Empiezo a leer y el desayuno se me empieza a atragantar. ” Pero el ciclismo, las maratones y las ultramaratones, el motociclismo, etcétera, son absurdos modos de poner nuestras vidas en peligro mucho más que comer productos grasos, grandes embutidos, fumar o beber ginebra o whisky” Es increible como alguien en la sociedad actual pueda escribir en un medio bajo el sello del mundo semejante comentario. Realmente hasta me llego a plantear si la culpa es del señor Sostre o de su director Pedro J Ramirez por permitir semejantes comentarios. Uno se llega a plantear incluso si tenemos lo que nos merecemos, ya que dudar los beneficios que tiene la cultura del esfuerzo en favor de las drogas, como son el alcohol o tabaco, puede ser un indicativo de lo que una parte de la sociedad está dispuesta a ofrecer por su empresa. Si uno de mis trabajadores dijera esta frase se iría a la calle inmediatamente, pues me demuestra que no tiene ningún espíritu de superación profesional.

Siguiente párrafo de Sostres: “Detesto la hipocresía social de criminalizar los grandes placeres y de glorificar esperpénticos ejercicios de esta terrible vanidad que es el culto al cuerpo, tan despreciable intelectualmente, y tan estéril. Las normas de lo políticamente correcto las dictan siempre capados e impotentes, seres sumidos en una profunda infelicidad que pretenden que todos estemos tan tristes como ellos para que así les resulte más llevadera su miseria, y ninguna comparación les hiera.”

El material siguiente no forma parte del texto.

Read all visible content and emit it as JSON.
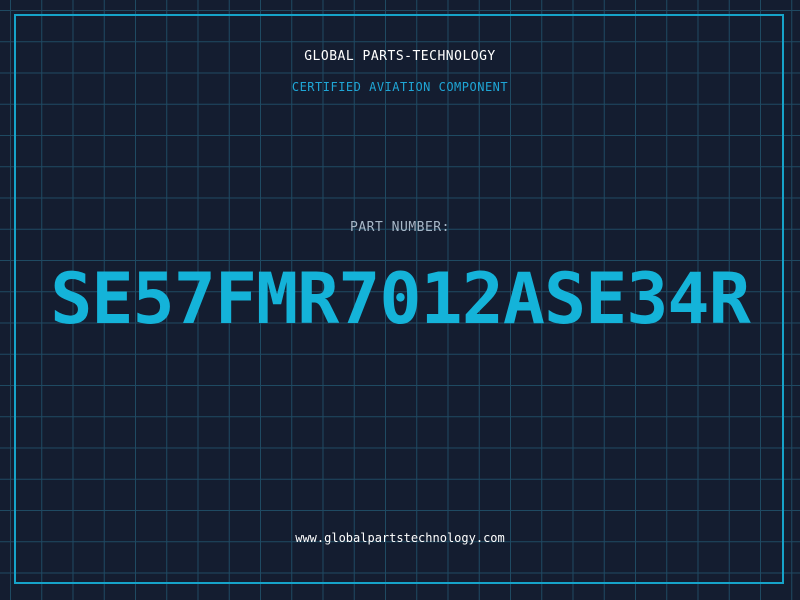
{
  "header": {
    "company": "GLOBAL PARTS-TECHNOLOGY",
    "tagline": "CERTIFIED AVIATION COMPONENT"
  },
  "part": {
    "label": "PART NUMBER:",
    "number": "SE57FMR7012ASE34R"
  },
  "footer": {
    "website": "www.globalpartstechnology.com"
  },
  "colors": {
    "background": "#141d30",
    "grid": "#1f4a63",
    "accent": "#14b3d9",
    "border": "#16a3c9"
  }
}
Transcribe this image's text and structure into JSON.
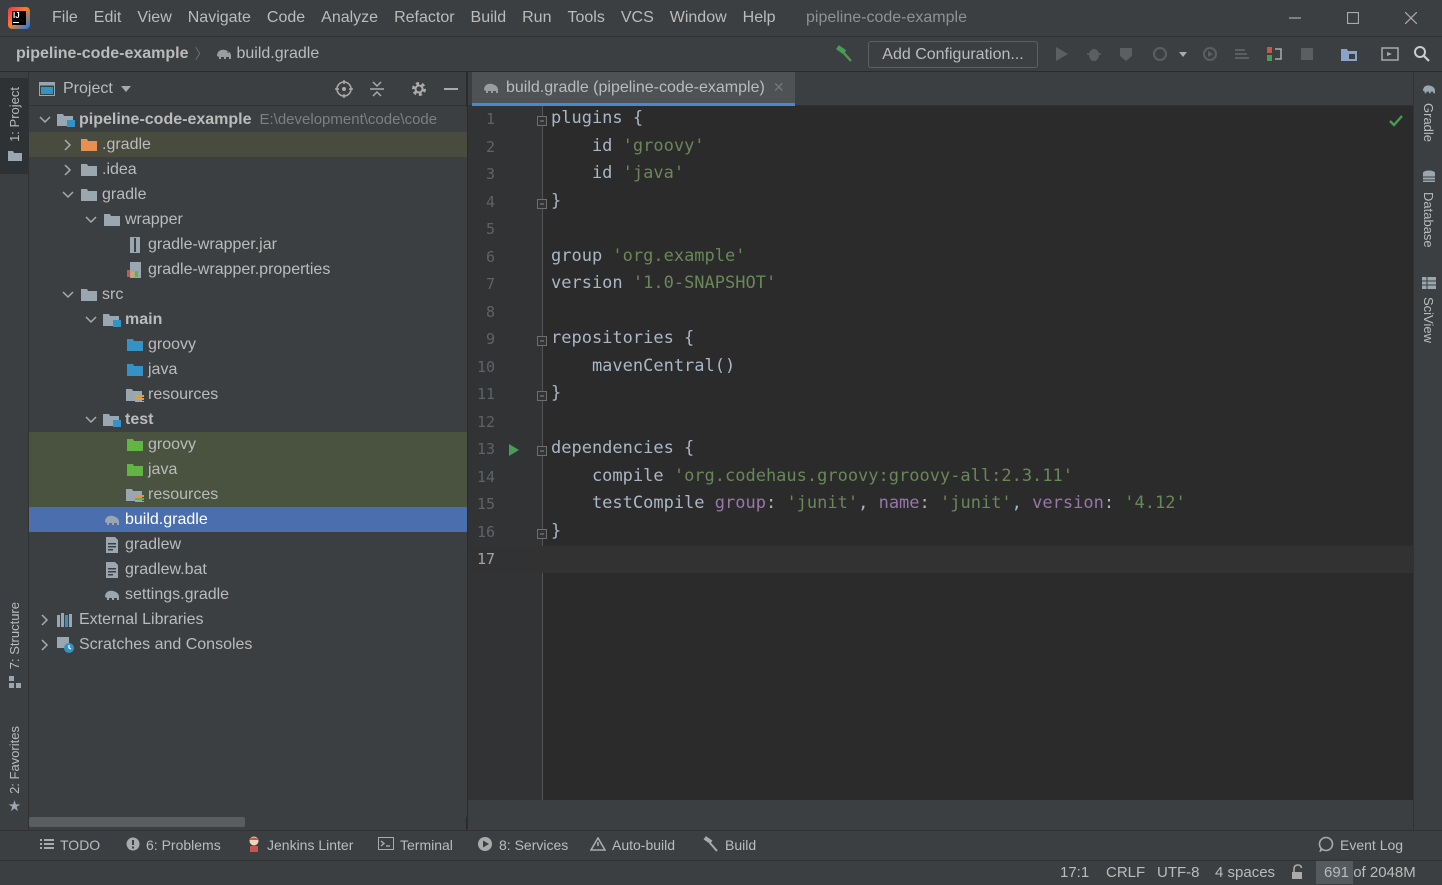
{
  "menu": [
    "File",
    "Edit",
    "View",
    "Navigate",
    "Code",
    "Analyze",
    "Refactor",
    "Build",
    "Run",
    "Tools",
    "VCS",
    "Window",
    "Help"
  ],
  "window_title": "pipeline-code-example",
  "breadcrumb": {
    "project": "pipeline-code-example",
    "file": "build.gradle"
  },
  "run_config": {
    "label": "Add Configuration..."
  },
  "left_strip": {
    "project": "1: Project",
    "structure": "7: Structure",
    "favorites": "2: Favorites"
  },
  "project_panel": {
    "title": "Project"
  },
  "tree": [
    {
      "label": "pipeline-code-example",
      "path": "E:\\development\\code\\code",
      "chev": "down",
      "icon": "module-folder",
      "indent": 0,
      "bold": true
    },
    {
      "label": ".gradle",
      "chev": "right",
      "icon": "folder-excluded",
      "indent": 1,
      "style": "hl"
    },
    {
      "label": ".idea",
      "chev": "right",
      "icon": "folder",
      "indent": 1
    },
    {
      "label": "gradle",
      "chev": "down",
      "icon": "folder",
      "indent": 1
    },
    {
      "label": "wrapper",
      "chev": "down",
      "icon": "folder",
      "indent": 2
    },
    {
      "label": "gradle-wrapper.jar",
      "chev": "",
      "icon": "jar-file",
      "indent": 3
    },
    {
      "label": "gradle-wrapper.properties",
      "chev": "",
      "icon": "properties-file",
      "indent": 3
    },
    {
      "label": "src",
      "chev": "down",
      "icon": "folder",
      "indent": 1
    },
    {
      "label": "main",
      "chev": "down",
      "icon": "module-folder",
      "indent": 2,
      "bold": true
    },
    {
      "label": "groovy",
      "chev": "",
      "icon": "source-folder",
      "indent": 3
    },
    {
      "label": "java",
      "chev": "",
      "icon": "source-folder",
      "indent": 3
    },
    {
      "label": "resources",
      "chev": "",
      "icon": "resources-folder",
      "indent": 3
    },
    {
      "label": "test",
      "chev": "down",
      "icon": "module-folder",
      "indent": 2,
      "bold": true
    },
    {
      "label": "groovy",
      "chev": "",
      "icon": "test-folder",
      "indent": 3,
      "style": "tst"
    },
    {
      "label": "java",
      "chev": "",
      "icon": "test-folder",
      "indent": 3,
      "style": "tst"
    },
    {
      "label": "resources",
      "chev": "",
      "icon": "test-resources-folder",
      "indent": 3,
      "style": "tst"
    },
    {
      "label": "build.gradle",
      "chev": "",
      "icon": "gradle-file",
      "indent": 2,
      "style": "sel"
    },
    {
      "label": "gradlew",
      "chev": "",
      "icon": "script-file",
      "indent": 2
    },
    {
      "label": "gradlew.bat",
      "chev": "",
      "icon": "script-file",
      "indent": 2
    },
    {
      "label": "settings.gradle",
      "chev": "",
      "icon": "gradle-file",
      "indent": 2
    },
    {
      "label": "External Libraries",
      "chev": "right",
      "icon": "libraries",
      "indent": 0
    },
    {
      "label": "Scratches and Consoles",
      "chev": "right",
      "icon": "scratches",
      "indent": 0
    }
  ],
  "editor": {
    "tab_label": "build.gradle (pipeline-code-example)",
    "lines": [
      [
        {
          "t": "plugins {"
        }
      ],
      [
        {
          "t": "    id "
        },
        {
          "t": "'groovy'",
          "c": "str"
        }
      ],
      [
        {
          "t": "    id "
        },
        {
          "t": "'java'",
          "c": "str"
        }
      ],
      [
        {
          "t": "}"
        }
      ],
      [],
      [
        {
          "t": "group "
        },
        {
          "t": "'org.example'",
          "c": "str"
        }
      ],
      [
        {
          "t": "version "
        },
        {
          "t": "'1.0-SNAPSHOT'",
          "c": "str"
        }
      ],
      [],
      [
        {
          "t": "repositories {"
        }
      ],
      [
        {
          "t": "    mavenCentral()"
        }
      ],
      [
        {
          "t": "}"
        }
      ],
      [],
      [
        {
          "t": "dependencies {"
        }
      ],
      [
        {
          "t": "    compile "
        },
        {
          "t": "'org.codehaus.groovy:groovy-all:2.3.11'",
          "c": "str"
        }
      ],
      [
        {
          "t": "    testCompile "
        },
        {
          "t": "group",
          "c": "nm"
        },
        {
          "t": ": "
        },
        {
          "t": "'junit'",
          "c": "str"
        },
        {
          "t": ", "
        },
        {
          "t": "name",
          "c": "nm"
        },
        {
          "t": ": "
        },
        {
          "t": "'junit'",
          "c": "str"
        },
        {
          "t": ", "
        },
        {
          "t": "version",
          "c": "nm"
        },
        {
          "t": ": "
        },
        {
          "t": "'4.12'",
          "c": "str"
        }
      ],
      [
        {
          "t": "}"
        }
      ],
      []
    ],
    "current_line": 17,
    "run_gutter_line": 13
  },
  "right_strip": {
    "gradle": "Gradle",
    "database": "Database",
    "sciview": "SciView"
  },
  "bottom_tools": {
    "todo": "TODO",
    "problems": "6: Problems",
    "jenkins": "Jenkins Linter",
    "terminal": "Terminal",
    "services": "8: Services",
    "autobuild": "Auto-build",
    "build": "Build",
    "eventlog": "Event Log"
  },
  "status": {
    "position": "17:1",
    "line_sep": "CRLF",
    "encoding": "UTF-8",
    "indent": "4 spaces",
    "memory_used": "691",
    "memory_total": " of 2048M",
    "memory_fraction": 0.34
  },
  "colors": {
    "accent": "#4b6eaf",
    "string": "#6a8759",
    "named_arg": "#9876aa",
    "run_green": "#499c54"
  }
}
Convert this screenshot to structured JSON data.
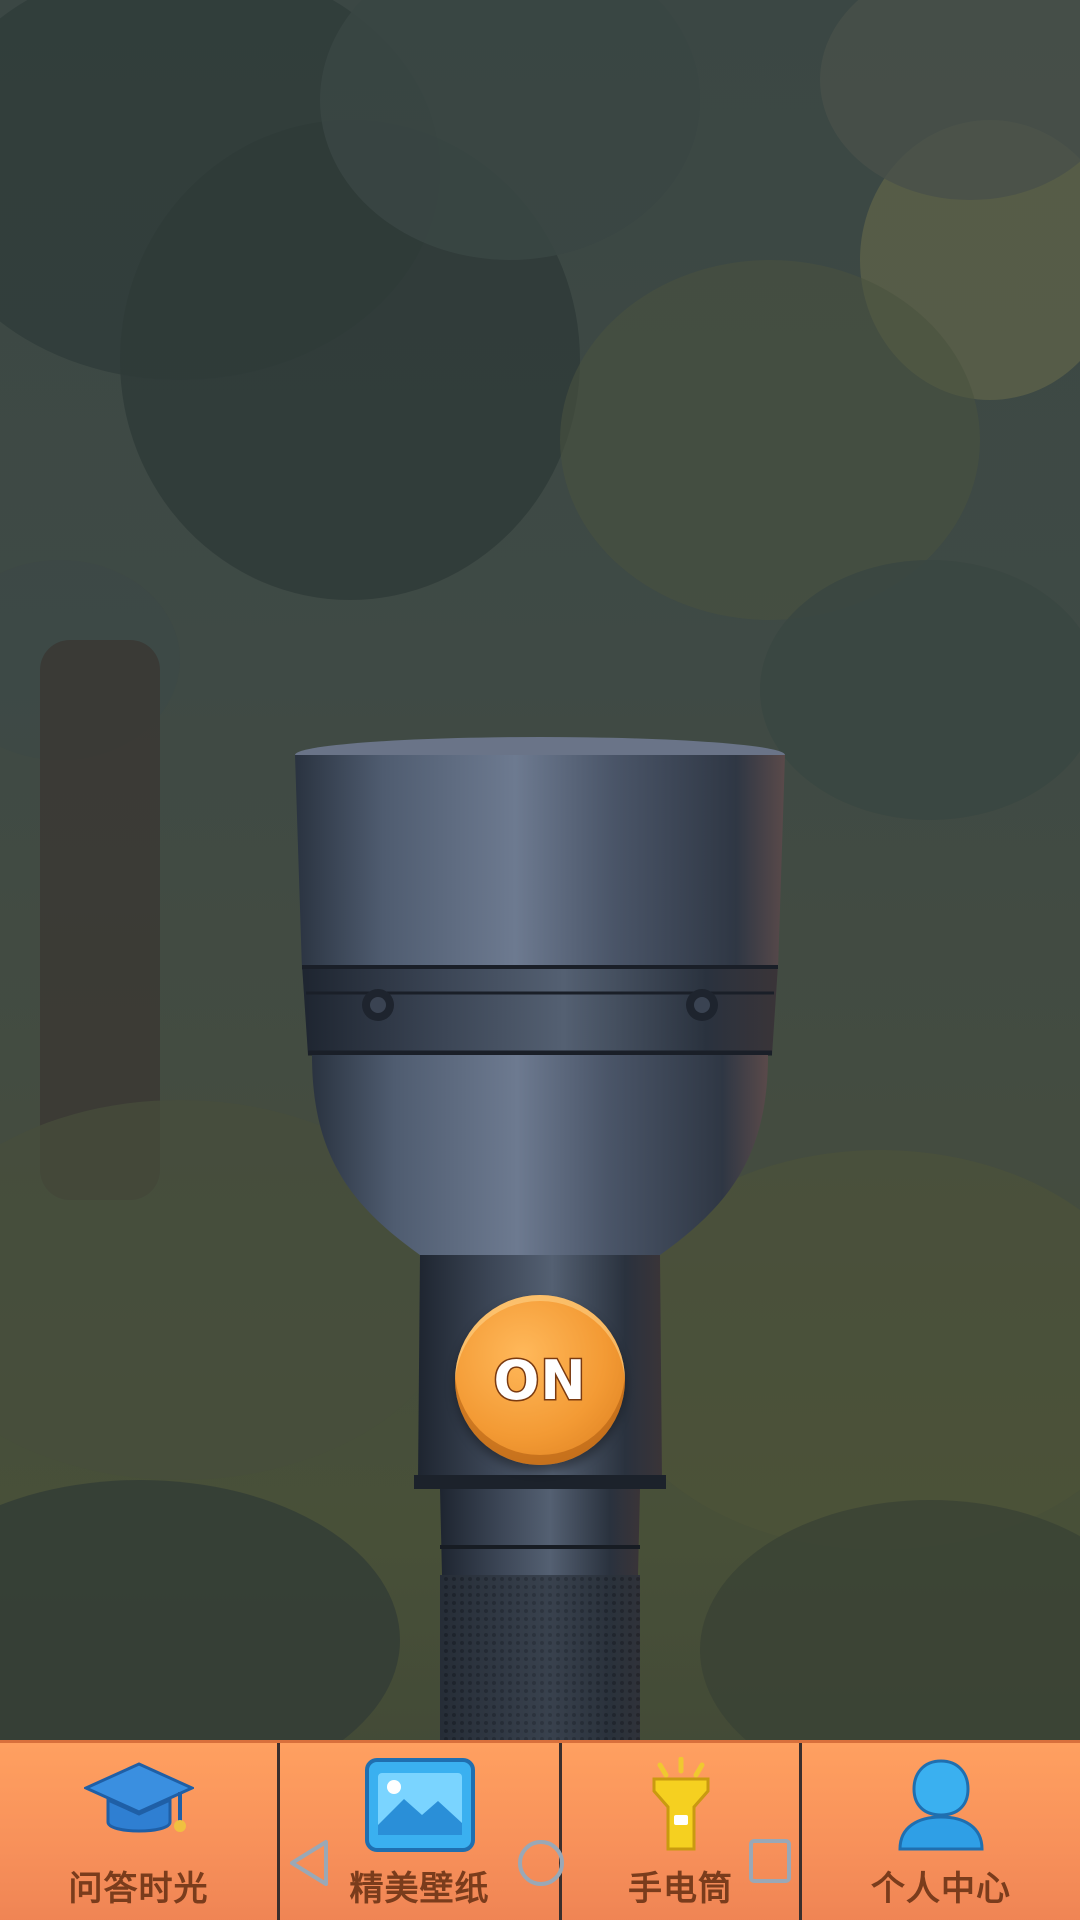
{
  "flashlight": {
    "button_label": "ON"
  },
  "nav": {
    "items": [
      {
        "label": "问答时光",
        "icon": "graduation-cap-icon"
      },
      {
        "label": "精美壁纸",
        "icon": "picture-icon"
      },
      {
        "label": "手电筒",
        "icon": "flashlight-icon"
      },
      {
        "label": "个人中心",
        "icon": "person-icon"
      }
    ]
  },
  "system_nav": {
    "icons": [
      "back-icon",
      "home-icon",
      "recents-icon"
    ]
  },
  "colors": {
    "nav_background": "#f7905a",
    "nav_label": "#7a3c1c",
    "button": "#f39a34"
  }
}
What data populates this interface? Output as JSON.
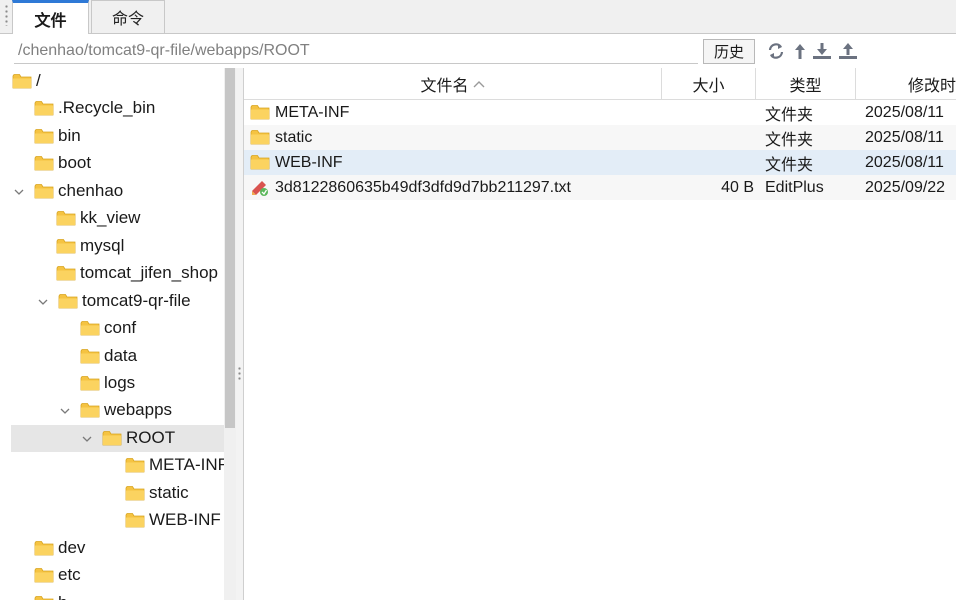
{
  "tabs": [
    {
      "label": "文件",
      "active": true
    },
    {
      "label": "命令",
      "active": false
    }
  ],
  "path": {
    "value": "/chenhao/tomcat9-qr-file/webapps/ROOT"
  },
  "toolbar": {
    "history_label": "历史",
    "icons": [
      "refresh-icon",
      "up-arrow-icon",
      "download-icon",
      "upload-icon"
    ]
  },
  "tree": {
    "items": [
      {
        "label": "/"
      },
      {
        "label": ".Recycle_bin"
      },
      {
        "label": "bin"
      },
      {
        "label": "boot"
      },
      {
        "label": "chenhao"
      },
      {
        "label": "kk_view"
      },
      {
        "label": "mysql"
      },
      {
        "label": "tomcat_jifen_shop"
      },
      {
        "label": "tomcat9-qr-file"
      },
      {
        "label": "conf"
      },
      {
        "label": "data"
      },
      {
        "label": "logs"
      },
      {
        "label": "webapps"
      },
      {
        "label": "ROOT"
      },
      {
        "label": "META-INF"
      },
      {
        "label": "static"
      },
      {
        "label": "WEB-INF"
      },
      {
        "label": "dev"
      },
      {
        "label": "etc"
      },
      {
        "label": "h"
      }
    ],
    "selected": "ROOT"
  },
  "columns": {
    "name": "文件名",
    "size": "大小",
    "type": "类型",
    "modified": "修改时"
  },
  "files": [
    {
      "name": "META-INF",
      "size": "",
      "type": "文件夹",
      "modified": "2025/08/11",
      "icon": "folder-icon"
    },
    {
      "name": "static",
      "size": "",
      "type": "文件夹",
      "modified": "2025/08/11",
      "icon": "folder-icon"
    },
    {
      "name": "WEB-INF",
      "size": "",
      "type": "文件夹",
      "modified": "2025/08/11",
      "icon": "folder-icon"
    },
    {
      "name": "3d8122860635b49df3dfd9d7bb211297.txt",
      "size": "40 B",
      "type": "EditPlus",
      "modified": "2025/09/22",
      "icon": "editplus-file-icon"
    }
  ],
  "colors": {
    "accent": "#2e79d6",
    "folder": "#f5c342",
    "selection": "#e3edf7"
  }
}
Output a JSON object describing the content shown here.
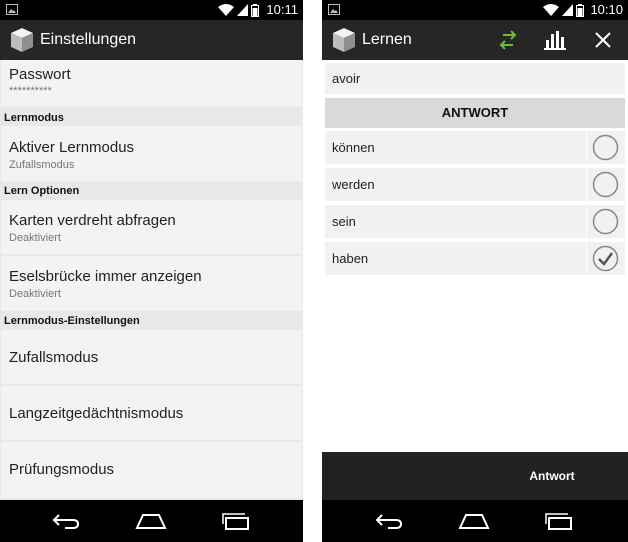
{
  "left": {
    "status": {
      "time": "10:11"
    },
    "action_bar": {
      "title": "Einstellungen",
      "icon": "app-box-icon"
    },
    "prefs": [
      {
        "title": "Passwort",
        "summary": "**********"
      },
      {
        "category": "Lernmodus"
      },
      {
        "title": "Aktiver Lernmodus",
        "summary": "Zufallsmodus"
      },
      {
        "category": "Lern Optionen"
      },
      {
        "title": "Karten verdreht abfragen",
        "summary": "Deaktiviert"
      },
      {
        "title": "Eselsbrücke immer anzeigen",
        "summary": "Deaktiviert"
      },
      {
        "category": "Lernmodus-Einstellungen"
      },
      {
        "title": "Zufallsmodus"
      },
      {
        "title": "Langzeitgedächtnismodus"
      },
      {
        "title": "Prüfungsmodus"
      }
    ]
  },
  "right": {
    "status": {
      "time": "10:10"
    },
    "action_bar": {
      "title": "Lernen",
      "icons": [
        "swap-arrows-icon",
        "statistics-icon",
        "close-icon"
      ],
      "swap_color": "#6fbf2a"
    },
    "question": "avoir",
    "answer_header": "ANTWORT",
    "options": [
      {
        "label": "können",
        "checked": false
      },
      {
        "label": "werden",
        "checked": false
      },
      {
        "label": "sein",
        "checked": false
      },
      {
        "label": "haben",
        "checked": true
      }
    ],
    "answer_button": "Antwort"
  },
  "colors": {
    "action_bar": "#262626",
    "status_bar": "#000000",
    "list_bg": "#e8e8e8",
    "item_bg": "#f3f3f3",
    "header_bg": "#d9d9d9"
  }
}
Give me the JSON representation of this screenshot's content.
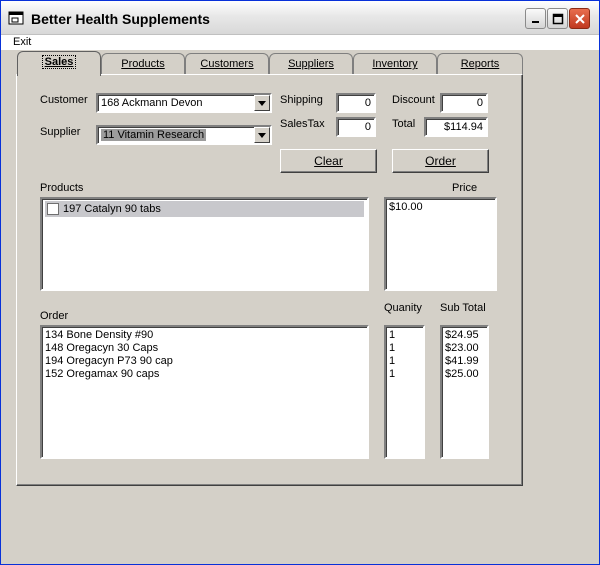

En este párrafo nos demuestra que lo máximo que ha corrido en su vida es la distancia del sofá al retrete con el único fin de cagar la mierda que ha ido comiendo durante el día. No entender el sacrificio que supone acabar una prueba de 84km y compararlo con el simple hecho de querer tener un cuerpo escultural, es de una simpleza poco digna de un periodista. Esta NO documentación en la materia, le hace plantear a uno si realmente es periodista.

La siguiente frase de Sostres merece una disculpa de las más altas esferas del periódico y del grupo editorial. Que esta persona tan impunemente diga “Esta chica no ha muerto: se ha matado. La prueba deportiva en la que participaba tiene mucho más de muerte que de vida”.

¿Tendría la valentía esta persona de decirle esta frase a la cara de sus familiares? o se refugia en el constante cobardismo troll de internet? . El organizador de la prueba no es santo de mi devoción, de hecho no nos hablamos, pero de lo que estoy seguro es que la organización, como Joan Solà ha hecho todo lo posible para asegurar que todos los participantes logren su objetivo por el que han entrenado durante meses. Un organizador reza para que la gente disfrute, para que la gente se sienta realizada, para que la gente pueda entender que logrando estos objetivos deportivos, puede realizar cualquier cosa que se proponga en su vida. Así que todo mi apoyo a Joan Solà y a todo el equipo organizativo, ya que gracias a gente como ellos, muchas personas pueden cumplir sus sueños.

Quizás si este país dejara de pensar como Sostres y más como Teresa, quizás saldríamos de esta profunda crisis antes de lo que nos pensáramos. Porque el espíritu de superación, esfuerzo, constancia y valentía que tenía Teresa jamás lo entenderá alguien como usted, señor Sostres.